Connect these calculated derivatives according to the chain rule to find \(\frac{d}{dx}f(g(x)) = f'(g(x)) \cdot g'(x)\), resulting in \(-\frac{5\sin x}{2\sqrt{4 + \cos x}}\) for our exercise.
This is a classic application of the chain rule when dealing with complex differentiations.

Differentiation is a fundamental concept in calculus used to find the rate at which a quantity changes. It involves finding the derivative of a function, which represents this rate of change. Differentiation provides valuable insight into the behavior of functions, like slopes and tangent lines.
Performing differentiation is straightforward for basic functions, but it becomes interesting when dealing with composite functions, where techniques like the chain rule become crucial.

• For simple power functions like \(f(x) = x^n\), the derivative is \(nx^{n-1}\).
• When dealing with trigonometric functions like \(\cos x\), its derivative is \(-\sin x\).
• Differentiation is linear, meaning the derivative of a sum like \(f(x) = a + b\) is simply the sum of derivatives of \(a\) and \(b\).

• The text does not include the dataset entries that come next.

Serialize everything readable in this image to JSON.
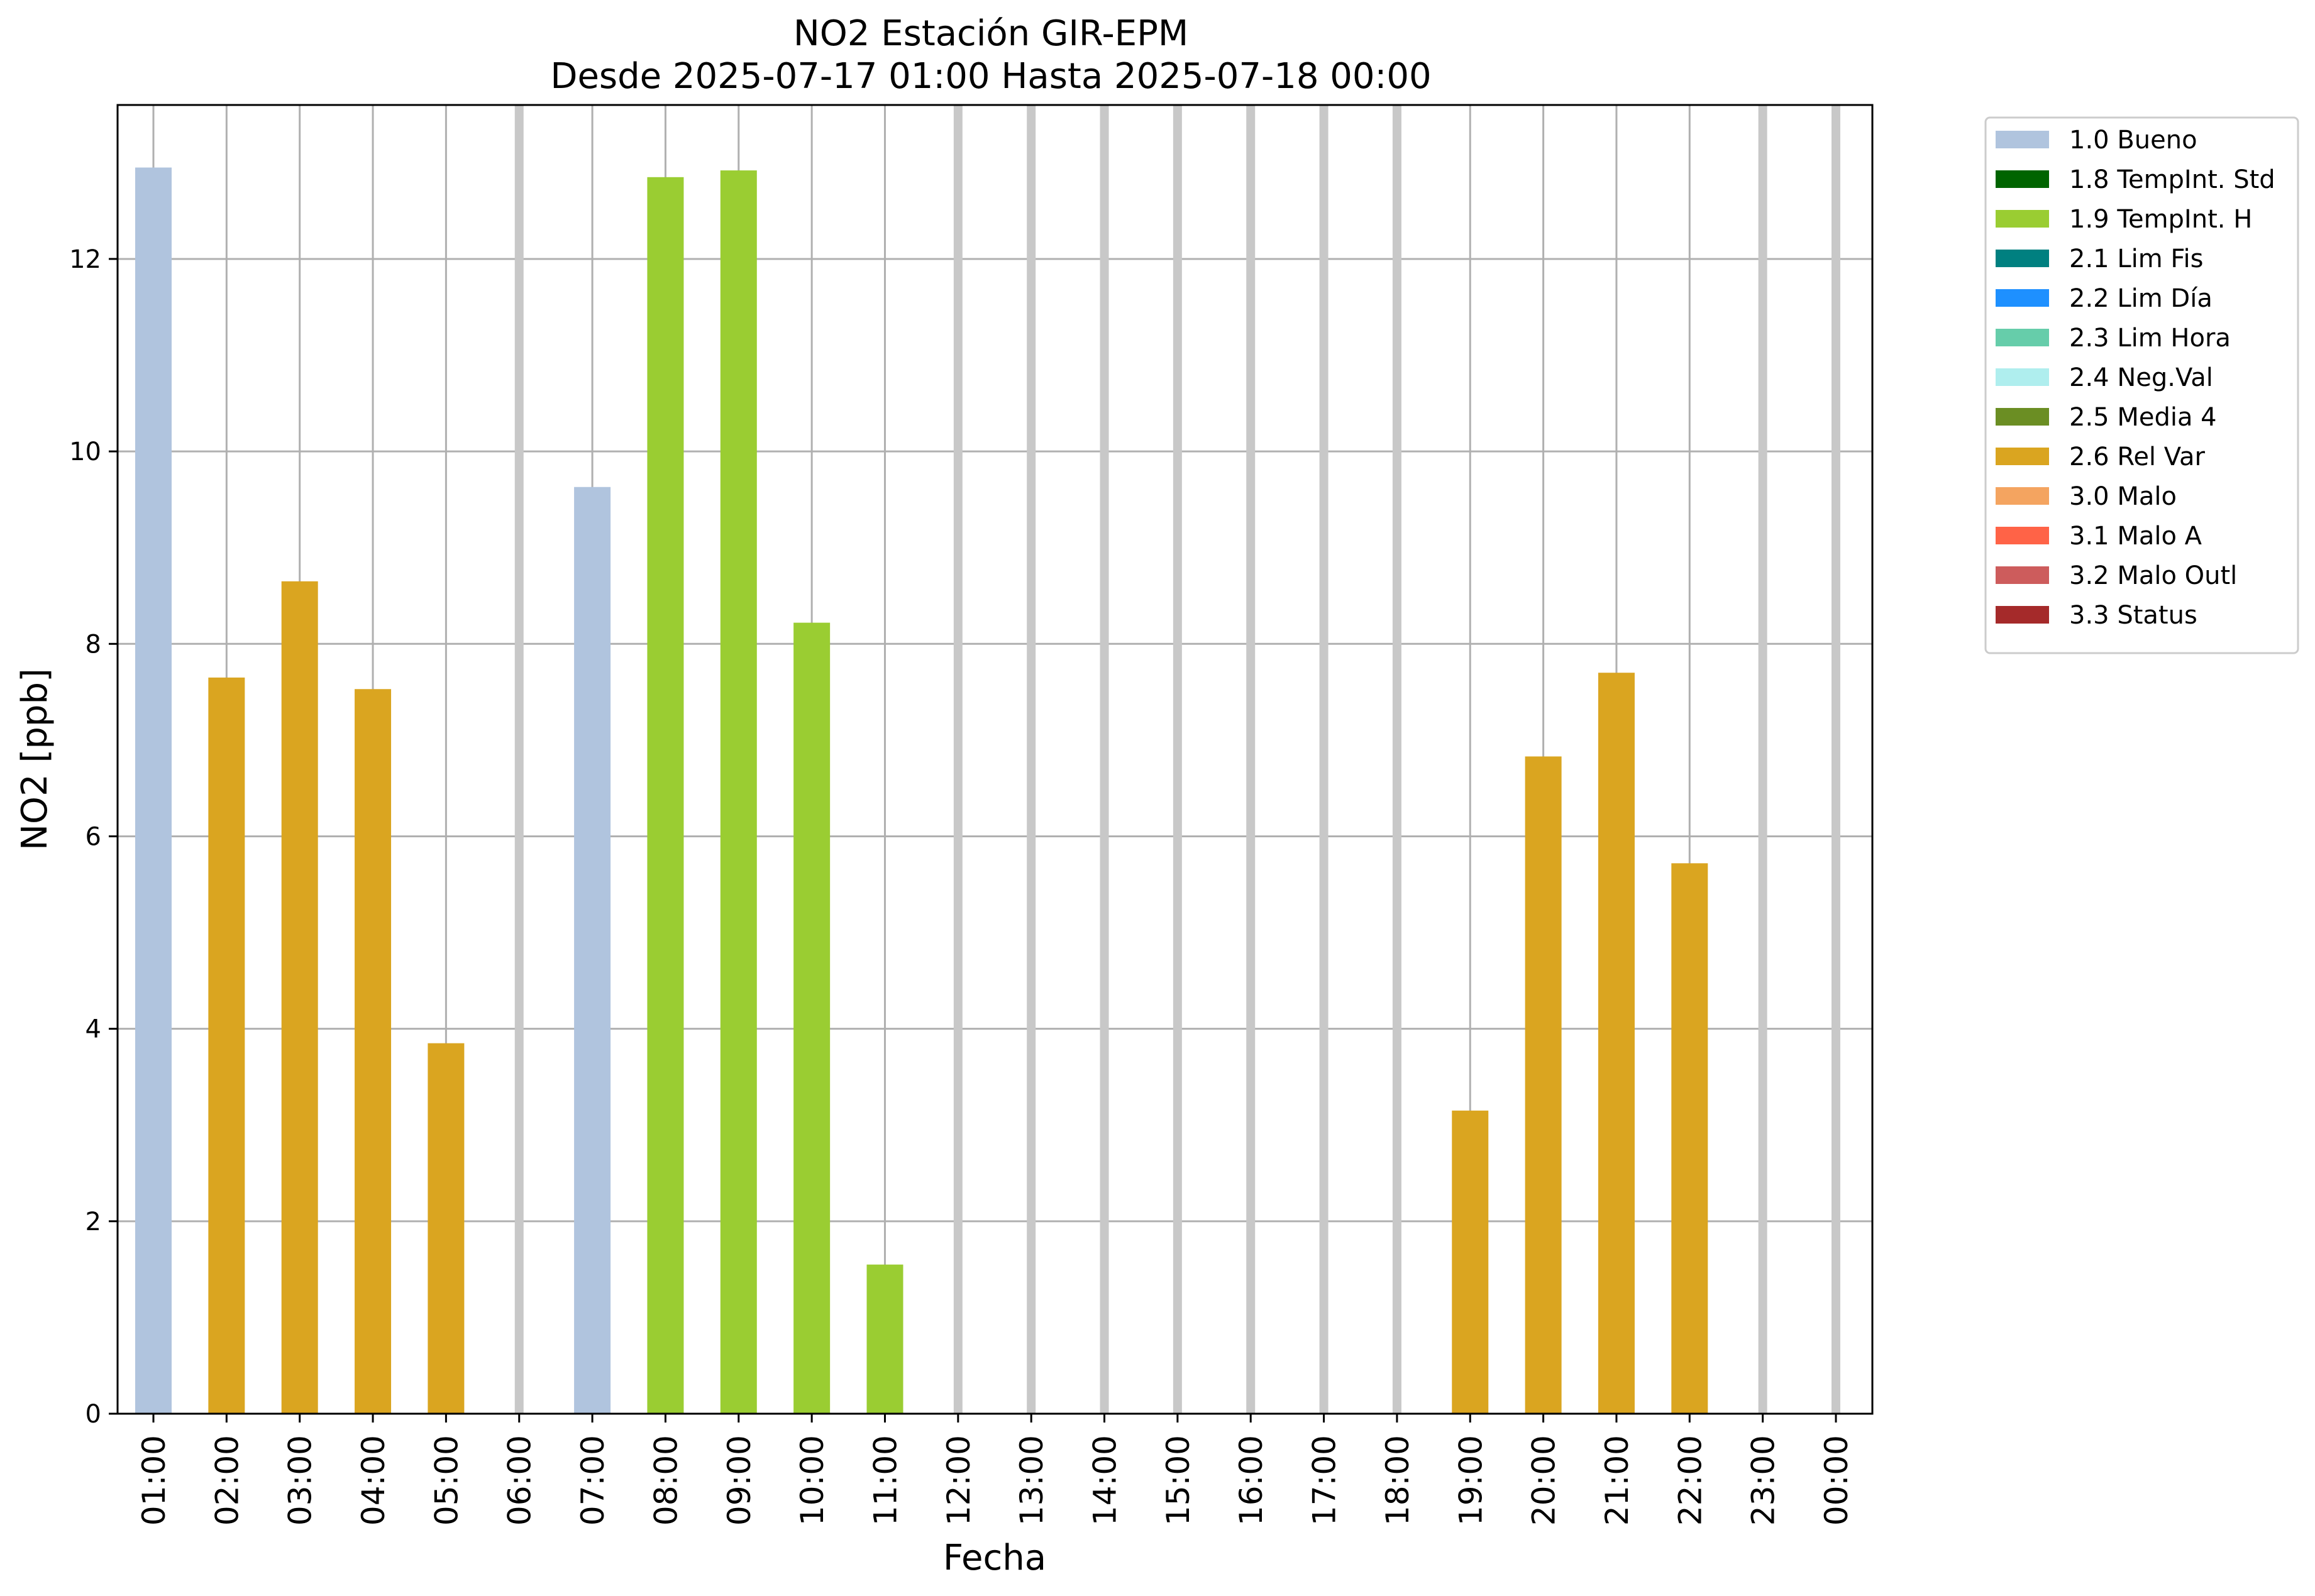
{
  "chart_data": {
    "type": "bar",
    "title": "NO2 Estación GIR-EPM",
    "subtitle": "Desde 2025-07-17 01:00 Hasta 2025-07-18 00:00",
    "xlabel": "Fecha",
    "ylabel": "NO2 [ppb]",
    "ylim": [
      0,
      13.6
    ],
    "yticks": [
      0,
      2,
      4,
      6,
      8,
      10,
      12
    ],
    "grid": true,
    "legend_position": "outside-top-right",
    "categories": [
      "01:00",
      "02:00",
      "03:00",
      "04:00",
      "05:00",
      "06:00",
      "07:00",
      "08:00",
      "09:00",
      "10:00",
      "11:00",
      "12:00",
      "13:00",
      "14:00",
      "15:00",
      "16:00",
      "17:00",
      "18:00",
      "19:00",
      "20:00",
      "21:00",
      "22:00",
      "23:00",
      "00:00"
    ],
    "values": [
      12.95,
      7.65,
      8.65,
      7.53,
      3.85,
      null,
      9.63,
      12.85,
      12.92,
      8.22,
      1.55,
      null,
      null,
      null,
      null,
      null,
      null,
      null,
      3.15,
      6.83,
      7.7,
      5.72,
      null,
      null
    ],
    "flags": [
      "1.0 Bueno",
      "2.6 Rel Var",
      "2.6 Rel Var",
      "2.6 Rel Var",
      "2.6 Rel Var",
      null,
      "1.0 Bueno",
      "1.9 TempInt. H",
      "1.9 TempInt. H",
      "1.9 TempInt. H",
      "1.9 TempInt. H",
      null,
      null,
      null,
      null,
      null,
      null,
      null,
      "2.6 Rel Var",
      "2.6 Rel Var",
      "2.6 Rel Var",
      "2.6 Rel Var",
      null,
      null
    ],
    "missing_marker_color": "#c8c8c8",
    "legend": [
      {
        "label": "1.0 Bueno",
        "color": "#b0c4de"
      },
      {
        "label": "1.8 TempInt. Std",
        "color": "#006400"
      },
      {
        "label": "1.9 TempInt. H",
        "color": "#9acd32"
      },
      {
        "label": "2.1 Lim Fis",
        "color": "#008080"
      },
      {
        "label": "2.2 Lim Día",
        "color": "#1e90ff"
      },
      {
        "label": "2.3 Lim Hora",
        "color": "#66cdaa"
      },
      {
        "label": "2.4 Neg.Val",
        "color": "#afeeee"
      },
      {
        "label": "2.5 Media 4",
        "color": "#6b8e23"
      },
      {
        "label": "2.6 Rel Var",
        "color": "#daa520"
      },
      {
        "label": "3.0 Malo",
        "color": "#f4a460"
      },
      {
        "label": "3.1 Malo A",
        "color": "#ff6347"
      },
      {
        "label": "3.2 Malo Outl",
        "color": "#cd5c5c"
      },
      {
        "label": "3.3 Status",
        "color": "#a52a2a"
      }
    ]
  }
}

In the exercise, applying differentiation allowed us to find derivatives like \(-\sin x\) and \(\frac{5}{2\sqrt{x}}\). These steps are foundational for understanding how changes in one variable affect another in a mathematical model.

Function composition involves creating a new function by combining two functions. This is done by applying one function to the results of another. In simpler terms, imagine saying what's "inside" another mathematical function. This concept is crucial in calculus, enabling us to build complex functions from simpler ones.
It's important to understand how to compose functions correctly:

• The composition \((f \circ g)(x)\) means you first apply \(g(x)\) and then \(f\). In our exercise, this resulted in \(f(g(x)) = 5 \sqrt{4 + \cos x}\).
• Reversing the composition, as in \((g \circ f)(x)\), means applying \(f(x)\) first, resulting in \(g(f(x)) = 4 + \cos(5 \sqrt{x})\).

Composition is like nesting layers, and each layer affects the subsequent ones. Recognizing this relationship helps in understanding not only calculus problems but real-world phenomena represented by these functions. Understanding function composition and its applications lays the groundwork for more advanced calculus concepts.